High and Low (dir. Akira Kurosawa, 1963)
The design for this poster really just came from the title itself. I knew I wanted to work in a vertical composition, and use black and white to contrast the “high” and “low” areas of the poster. (I tried to work in pink as well, to represent the smoke scene, but it always came away looking too forced and distracting.) At the top of the poster you have Kingo Gondo’s mansion up on the hill, and then the composition draws your eyes down to the profile of Gondo’s face, and down further to the mysterious figure in the depths. I hope that the way the images flow together implies a connection beyond just carrying your eye along the title. Including the Japanese kanji from the original poster (which translates to Heaven and Hell) was a no brainer as well because those characters work so well in vertical space.
Stalker (dir. Andrei Tarkovsky, 1979)
Because texture and color is so important to Tarkovsky’s atmospheric sci-fi masterpiece, I wanted to try to capture those elements as best I could. This involved much arduous painting and repainting of areas to best capture the earthy hues and dilapidated, waterlogged environment. The hardest thing about this painting turned out to be making the water actually look like water, and I spent an inordinate amount of time painting over and over until I finally got something I was halfway satisfied with.

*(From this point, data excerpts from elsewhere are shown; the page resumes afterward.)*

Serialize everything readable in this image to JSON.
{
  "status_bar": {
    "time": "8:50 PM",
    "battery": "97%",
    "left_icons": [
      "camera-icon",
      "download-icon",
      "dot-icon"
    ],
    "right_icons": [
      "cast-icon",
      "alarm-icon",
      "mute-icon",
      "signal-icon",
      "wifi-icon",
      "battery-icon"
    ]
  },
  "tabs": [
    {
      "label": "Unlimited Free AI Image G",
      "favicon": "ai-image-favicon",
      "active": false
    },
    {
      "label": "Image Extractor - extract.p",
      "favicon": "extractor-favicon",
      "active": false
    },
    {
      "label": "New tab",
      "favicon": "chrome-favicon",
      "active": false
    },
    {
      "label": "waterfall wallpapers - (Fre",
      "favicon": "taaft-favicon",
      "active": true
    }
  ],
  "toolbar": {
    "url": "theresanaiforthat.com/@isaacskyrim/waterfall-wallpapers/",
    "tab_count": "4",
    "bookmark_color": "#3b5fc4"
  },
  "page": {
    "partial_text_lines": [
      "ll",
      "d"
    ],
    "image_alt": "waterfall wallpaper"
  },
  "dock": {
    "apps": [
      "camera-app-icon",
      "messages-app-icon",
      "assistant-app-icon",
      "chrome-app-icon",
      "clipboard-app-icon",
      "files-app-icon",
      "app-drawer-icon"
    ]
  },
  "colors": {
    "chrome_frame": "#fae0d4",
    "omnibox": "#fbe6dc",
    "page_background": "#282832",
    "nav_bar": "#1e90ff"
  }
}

I used the image of the trio in front of the fabled “room”, because it’s both a crucial and striking scene in the film, and its natural framing lends itself well to poster design.
Rear Window (dir. Alfred Hitchcock, 1954)
I finally decided to try to capture realistic likenesses of the actors in an attempt to make a poster inspired by pulp crime novels of the time. Because my drawing skills are fairly limited, I had to work extremely closely with the reference stills of Jimmy Stewart and Raymond Burr, tracing their basic features and then returning to them often to make sure I was getting the right details and color tones. This poster probably took me as long as all the others combined (which each took probably an hour or two), with most of that time spent getting the color blending to look natural. I’m particularly happy with how Burr’s character turned out, lurking dangerously in the shadows and the blue of the title reflecting off his hair like a neon light. This was more of a technically satisfying project than a creatively satisfying one, though, as it was mostly as a test to see if I could properly blend colors into realistic tones that have depth, contours, and shadows.
Citizen Kane (dir. Orson Welles, 1941)
The last poster I made is fittingly for a film about finality. The style of this poster was heavily inspired by the beautiful Criterion artwork that Eric Skillman created for The Magnificent Ambersons. Obviously my work doesn’t come anywhere close, but the nostalgically hued, deconstructed artstyle felt like it would lend itself well to Citizen Kane as well, where the memory of this man is already fading even as his own death looms large before him (just as his death looms over the film as whole). The image of a man who wishes to be a giant, himself dwarfed by the giant fireplace of the monument-cum-mausoleum he constructed to himself, was a thematically poignant one to construct the poster around. For the title treatment I wanted to create the impression of Kane-the-idea as a sort of ghost haunting Kane-the-man. No matter how much he had, everything he wanted always seemed to haunt him.